Better Fuel Economy from Increased Spark Gap?

Discussion in 'Fuel Economy' started by 99HXCivic, Feb 18, 2008.

  1. 99HXCivic

    99HXCivic Well-Known Member

    For my Honda, they sell an MSD Distributor Cap that uses an external higher capacity coil. I was wondering if I got this and increased my spark plug gap, would fuel economy increase?

    Has anyone already tried this and how did it work out?
     
  2. slow poke

    slow poke Member

    Almost exactly what you are talking about has been covered and does work for some, see link. I have an F150 so the info on FSB is still relavent to me. These trucks seem to have a weak ignition system and crappy wires which cause misses at idle in particular. If your distributor is adjustable you can bump your timing a smidge as well, the combination is very effective.

    http://www.fullsizebronco.com/forum/showthread.php?t=63592

    I'm also running a single vacuum dual advance distributor on my 67 bug vice the mechanical it had when I bought it. I get more total advance smoother idle better mileage and cooler running of an aircooled engine with similar all out performance and no flat spot while driving on the street. John at ACN reports 3-4 mpg improvements are typical. If you check aircooled VW sites he is highly repected.

    http://www.aircooled.net/new-bin/viewproductdetail.php?keyword2=IGD0001&cartid=

    If you have a car that you can still tweek the ignition its worth a try but read up on old school ignition tricks. If you are brave enough and have a steady hand you can also try side gapping and indexing your plugs. With side gapping you typically want to reduce your gap by .010 depending on what works for your car. All of this has typically been done for all out performance but does help economy as well. I'm running side gapped NGK's in my Rio now.

    http://performanceunlimited.com/documents/plugsidegapping.html

    Good luck.
     
  3. Daox

    Daox Well-Known Member

    Any engine with lean burn capability has a pretty darn good ignition system because lean air/fuel ratios are harder to ignite. I wouldn't waste your money.
     
  4. shifty35

    shifty35 Well-Known Member

    I'd agree, Hondas have very high quality ignition systems. MSD and such are popularly done one them still, but the effect is mostly insignificant. I'd think the only thing that would improve is your idle quality.

    Bear in mind that increasing the gap on your plugs simply increases the voltage required to fire them at the expense of spark temperature (related to current!)

    Hotter spark is better than longer spark.
     
  5. slow poke

    slow poke Member

    I'm no honda expert but which ignition parts are upgraded over say an LX model to run lean burn? I did not find any differences in my quick search. The idea of using a wider gap is because you are running a higher voltage coil that will jump the wider gap.

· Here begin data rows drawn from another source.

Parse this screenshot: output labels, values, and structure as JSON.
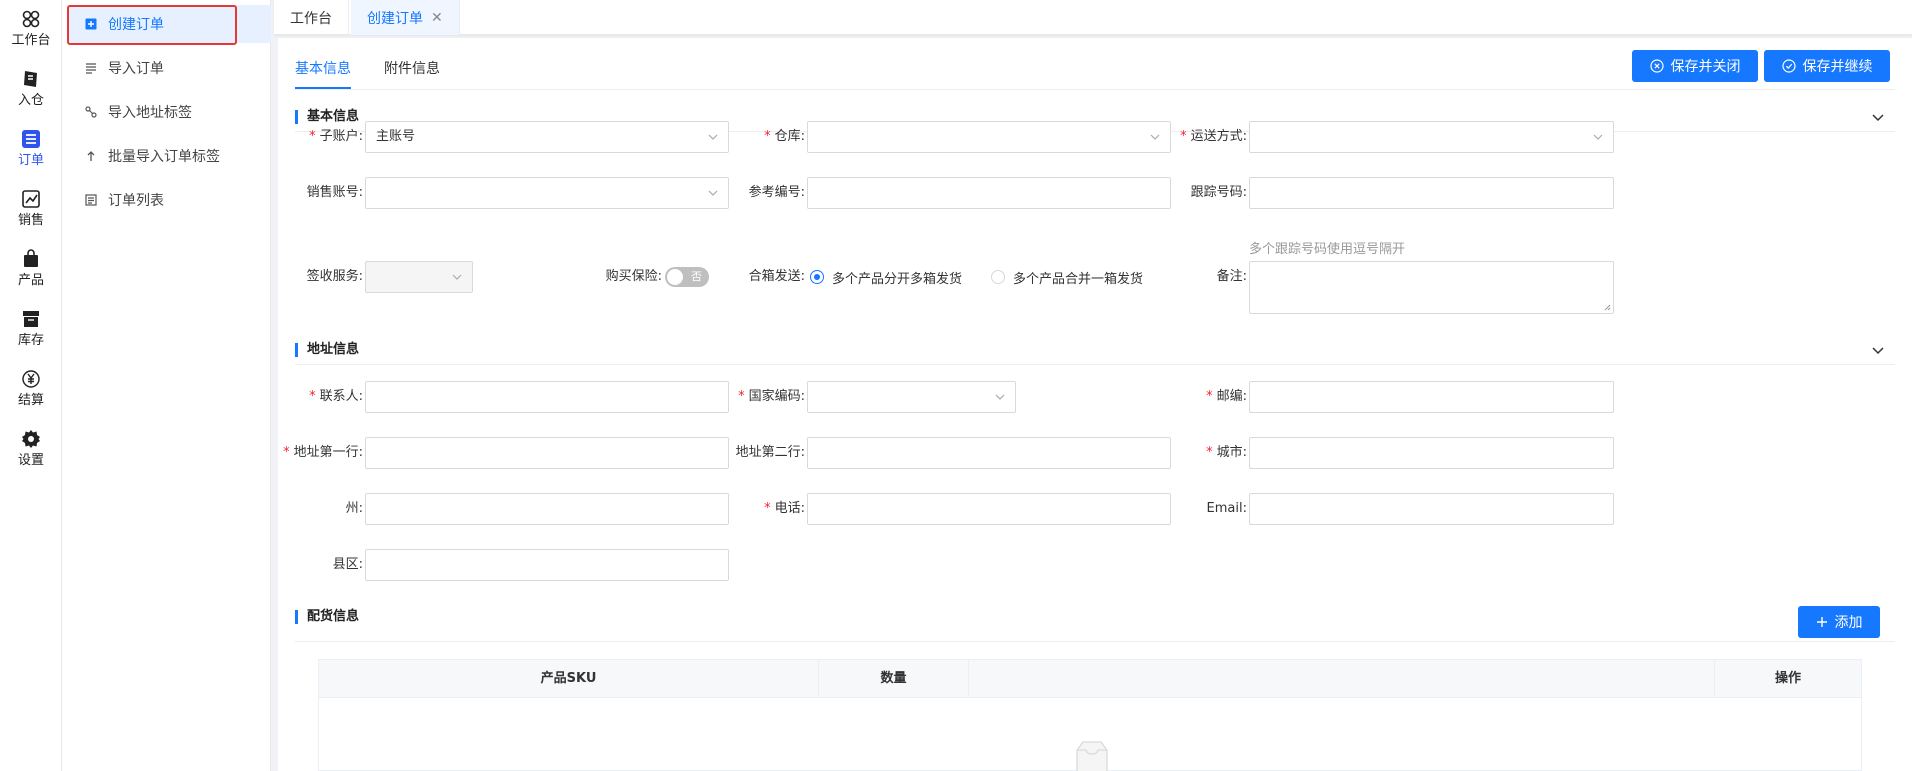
{
  "rail": [
    {
      "label": "工作台",
      "icon": "workspace-icon"
    },
    {
      "label": "入仓",
      "icon": "inbound-icon"
    },
    {
      "label": "订单",
      "icon": "order-list-icon",
      "active": true
    },
    {
      "label": "销售",
      "icon": "sales-icon"
    },
    {
      "label": "产品",
      "icon": "product-bag-icon"
    },
    {
      "label": "库存",
      "icon": "inventory-icon"
    },
    {
      "label": "结算",
      "icon": "yuan-icon"
    },
    {
      "label": "设置",
      "icon": "gear-icon"
    }
  ],
  "submenu": [
    {
      "label": "创建订单",
      "icon": "plus-square-icon",
      "active": true
    },
    {
      "label": "导入订单",
      "icon": "import-icon"
    },
    {
      "label": "导入地址标签",
      "icon": "link-icon"
    },
    {
      "label": "批量导入订单标签",
      "icon": "arrow-up-icon"
    },
    {
      "label": "订单列表",
      "icon": "list-icon"
    }
  ],
  "tabs": {
    "workspace": "工作台",
    "create_order": "创建订单",
    "close": "✕"
  },
  "content_tabs": {
    "basic": "基本信息",
    "attachment": "附件信息"
  },
  "buttons": {
    "save_close": "保存并关闭",
    "save_continue": "保存并继续",
    "add": "添加"
  },
  "sections": {
    "basic": "基本信息",
    "address": "地址信息",
    "picking": "配货信息"
  },
  "basic_form": {
    "sub_account_label": "子账户:",
    "sub_account_value": "主账号",
    "warehouse_label": "仓库:",
    "shipping_label": "运送方式:",
    "sales_account_label": "销售账号:",
    "reference_label": "参考编号:",
    "tracking_label": "跟踪号码:",
    "tracking_hint": "多个跟踪号码使用逗号隔开",
    "sign_service_label": "签收服务:",
    "insurance_label": "购买保险:",
    "insurance_switch_text": "否",
    "combine_label": "合箱发送:",
    "combine_option_1": "多个产品分开多箱发货",
    "combine_option_2": "多个产品合并一箱发货",
    "remark_label": "备注:"
  },
  "address_form": {
    "contact_label": "联系人:",
    "country_label": "国家编码:",
    "zip_label": "邮编:",
    "address1_label": "地址第一行:",
    "address2_label": "地址第二行:",
    "city_label": "城市:",
    "state_label": "州:",
    "phone_label": "电话:",
    "email_label": "Email:",
    "county_label": "县区:"
  },
  "table": {
    "columns": [
      "产品SKU",
      "数量",
      "",
      "操作"
    ]
  },
  "colors": {
    "primary": "#1677ff",
    "required": "#f5222d",
    "highlight": "#e53935"
  }
}
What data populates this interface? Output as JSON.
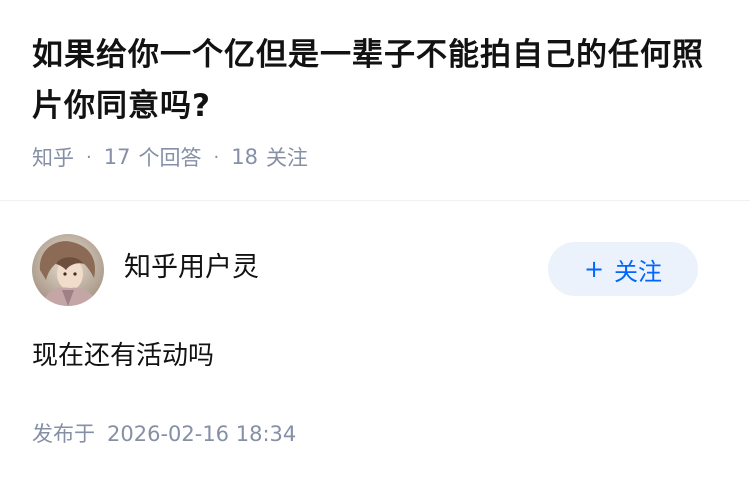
{
  "question": {
    "title": "如果给你一个亿但是一辈子不能拍自己的任何照片你同意吗?",
    "source": "知乎",
    "answer_count": "17",
    "answer_label": "个回答",
    "follow_count": "18",
    "follow_label": "关注",
    "separator": "·"
  },
  "answer": {
    "author": {
      "name": "知乎用户灵",
      "avatar_icon": "avatar-icon"
    },
    "follow_button": {
      "icon": "plus-icon",
      "plus": "+",
      "label": "关注"
    },
    "content": "现在还有活动吗",
    "published_label": "发布于",
    "published_time": "2026-02-16 18:34"
  },
  "colors": {
    "title": "#121212",
    "meta": "#8590a6",
    "accent": "#0066ff",
    "button_bg": "#ebf2fb",
    "divider": "#f0f1f3"
  }
}
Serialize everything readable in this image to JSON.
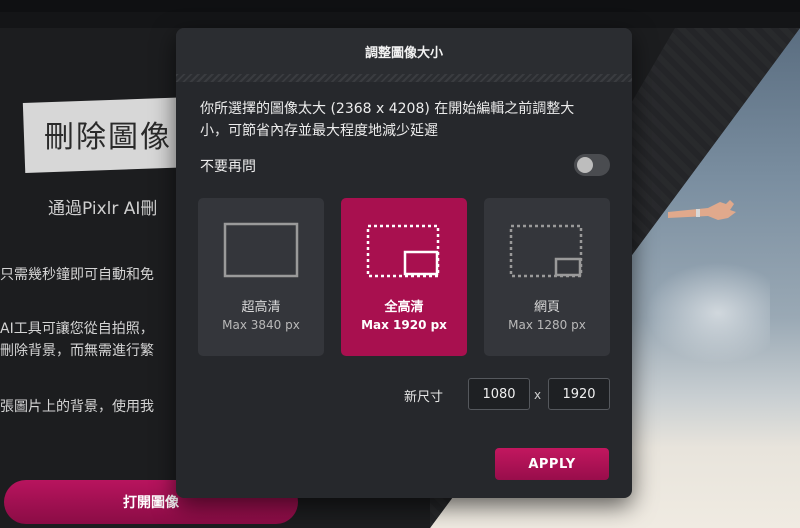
{
  "background": {
    "title": "刪除圖像",
    "subtitle": "通過Pixlr AI刪",
    "lines": [
      "只需幾秒鐘即可自動和免",
      "AI工具可讓您從自拍照，",
      "刪除背景，而無需進行繁",
      "張圖片上的背景，使用我"
    ],
    "open_button_label": "打開圖像"
  },
  "modal": {
    "title": "調整圖像大小",
    "description": "你所選擇的圖像太大 (2368 x 4208) 在開始編輯之前調整大小，可節省內存並最大程度地減少延遲",
    "dont_ask_label": "不要再問",
    "dont_ask_enabled": false,
    "options": [
      {
        "name": "超高清",
        "max": "Max 3840 px",
        "selected": false,
        "icon": "uhd-frame-icon"
      },
      {
        "name": "全高清",
        "max": "Max 1920 px",
        "selected": true,
        "icon": "fullhd-frame-icon"
      },
      {
        "name": "網頁",
        "max": "Max 1280 px",
        "selected": false,
        "icon": "web-frame-icon"
      }
    ],
    "new_size_label": "新尺寸",
    "width_value": "1080",
    "height_value": "1920",
    "times_symbol": "x",
    "apply_label": "APPLY"
  },
  "colors": {
    "accent": "#a8104f",
    "modal_bg": "#26282c",
    "card_bg": "#34363b"
  }
}
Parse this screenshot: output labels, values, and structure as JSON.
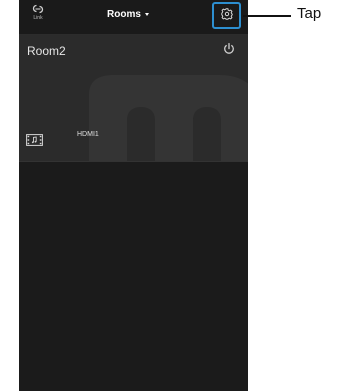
{
  "topbar": {
    "link_label": "Link",
    "title": "Rooms",
    "link_icon": "link-chain-icon",
    "settings_icon": "gear-icon",
    "dropdown_icon": "caret-down-icon"
  },
  "room": {
    "name": "Room2",
    "power_icon": "power-icon",
    "source_icon": "film-music-icon",
    "source_label": "HDMI1",
    "background_glyph_icon": "m-logo-watermark"
  },
  "annotation": {
    "label": "Tap",
    "highlight_color": "#2d8fd0"
  },
  "colors": {
    "app_background": "#1b1b1b",
    "card_background": "#2b2b2b",
    "text": "#e6e6e6"
  }
}
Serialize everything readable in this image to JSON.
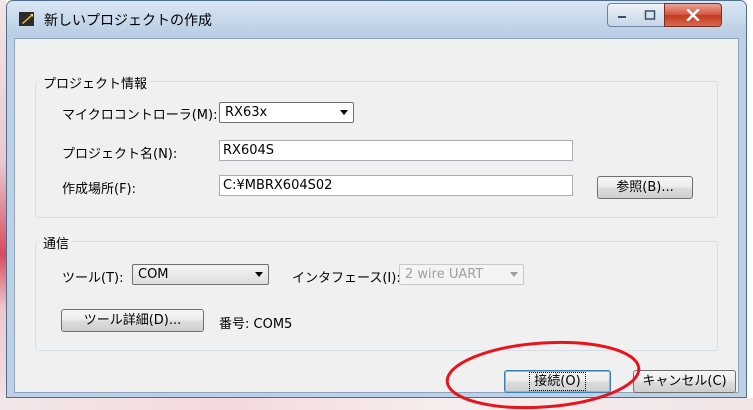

    The concept has been proven in various models for years. That does not mean it will or will not yield a noticeable difference in any honda unless you can find multiple owners that have done exactly this upgrade with results in 1 direction or the other. In bronco's and F-150's it is a well known and highly touted upgrade especially if you are using and abusing your vehicle.
     
  6. 99HXCivic

    99HXCivic Well-Known Member

    I joined a Honda Forum and will ask this same question too. I'm holding off on buying unecessary stuff for my HX until the 2009 Prius and Fit come out. These cars will determine if I keep my HX forever! If I do keep it forever, I'll max it out! Gonna get a carbon fiber hood too!
     
  7. worthywads

    worthywads Don't Feel Like Satan, I am to AAA

  8. Maxx

    Maxx He who posts articles

    That side gapping info was pretty interesting.

    Another trick to try is keying the spark plugs. It involves setting the plug gap to point toward at the intake valve. It may invovle changing the thickness of the washer on the plug so that it can still be torqued. Just use a sharpee marker and mark the top of the plug show where the gap is, then torque it down so that the mark points to the intake runner. Supposedly increases combustion... guess it depends on the head/engine.

    Oh yeah, and don't forget the dielectric grease! It ensures a good electrical connection.
     
  9. slow poke

    slow poke Member

    You learn something new every day. I have never heard it called keying only indexing, could be a regional term.

    Little more info on keying/indexing.
    http://www.advanceautoparts.com/english/youcan/asp/pht/pht20001001sp.asp
     
  10. jcp123

    jcp123 Caliente!

    I got a better coil and ditched points/condenser in my high school '68 Mustang to good effect while widening the plug gap from .035 to .045. Mind you, the stock coil was pathetic, struggling to even put out 3/4 of the factory 20k volt rating, and points just never worked that well. Still, it picked up a better idle, better fuel economy, and better midrange torque and throttle response. Your results will vary.

    I'd also heard of the indexing (never heard it called keying either), though I'd always chalked it up more to myth than reality. Dielectric grease is always a good investment, both on the plug wire boots and the lube-type stuff on the threads of your spark plugs.